I rarely cook, which I was beginning to think was a shame, given the creativity and ability to roll with the punches that I was demonstrating here. I had multiple pots going on the stove and an array of jars in the oven, sterilizing. (I’d decided on the spur of the moment that while I was at it, I might as well make a pot of ketchup, too.) One day, perhaps when I had a side company making unusual small batch jams, I’d look back and remember this as the night I came into my own.
Midnight was long gone by the time I slurped a taste of my jam. There was no trace of the ginger, lemon, onion, parsley, garlic or coriander. Just tomato-flavored honey. Tomatoes and honey, while both delicious, are not so good together. Or maybe I was being hard on myself?
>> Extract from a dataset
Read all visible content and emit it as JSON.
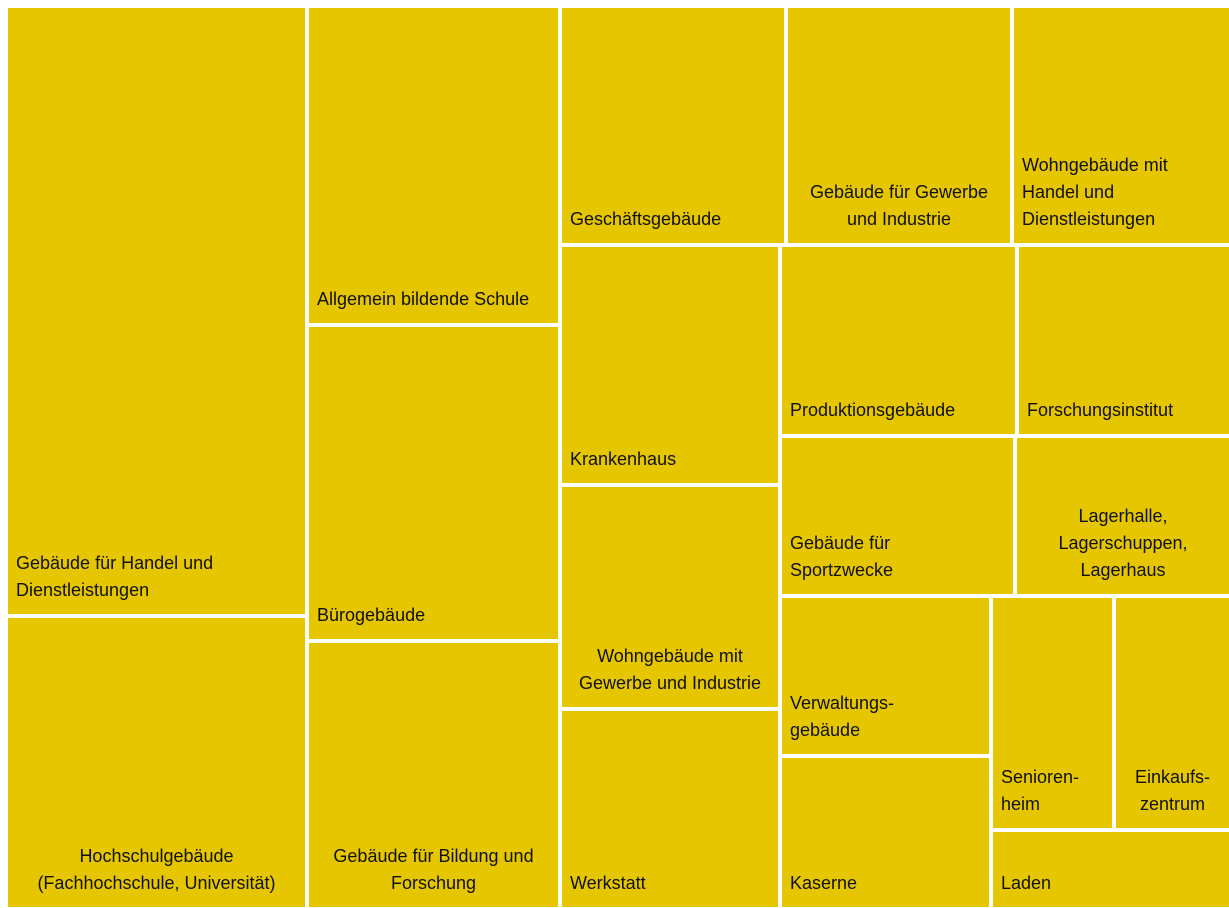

I offered the spatula to Joe. “Tastes like honey,” he said noncommittally. Silence followed. And more silence.
It had to be asked. “Do you like it?”
“No,” he said. My temperature skyrocketed. I set my jaw against the rage that flash-boiled inside me. How about: I love that you’re trying adventurous recipes? How about: It could be good as a cheese spread?
I was way too mad to admit that, while his delicacy left plenty to be desired, Joe was right. I’d wasted two pounds of tomatoes and hours of time that could have been spent sleeping, and the kitchen was a wreck. All I wanted to do was go to bed, but I had to finish what I’d started. I spoke not a word as I poured my sad jam into those little cute four-ounce jars. I tossed the finishing touches – vinegar and brown sugar – into the pot of ketchup, stirred and tasted.
Even through the miasma of my grumpy mood, I detected a lively bite that reminded me of a Bloody Mary from a particular brunch spot in the East Village where we used to go on hungover Sundays.
“Quality control,” said Joe, plopping two veggie burgers onto toast and dousing them with my ketchup. We chewed. I refused to look at him. We chewed some more. I think we were both realizing we’d never had anything but Heinz. I peeked across the table. He nodded. I nodded. Maybe it didn’t bear the imprimatur of raw culinary genius, but it was good ketchup.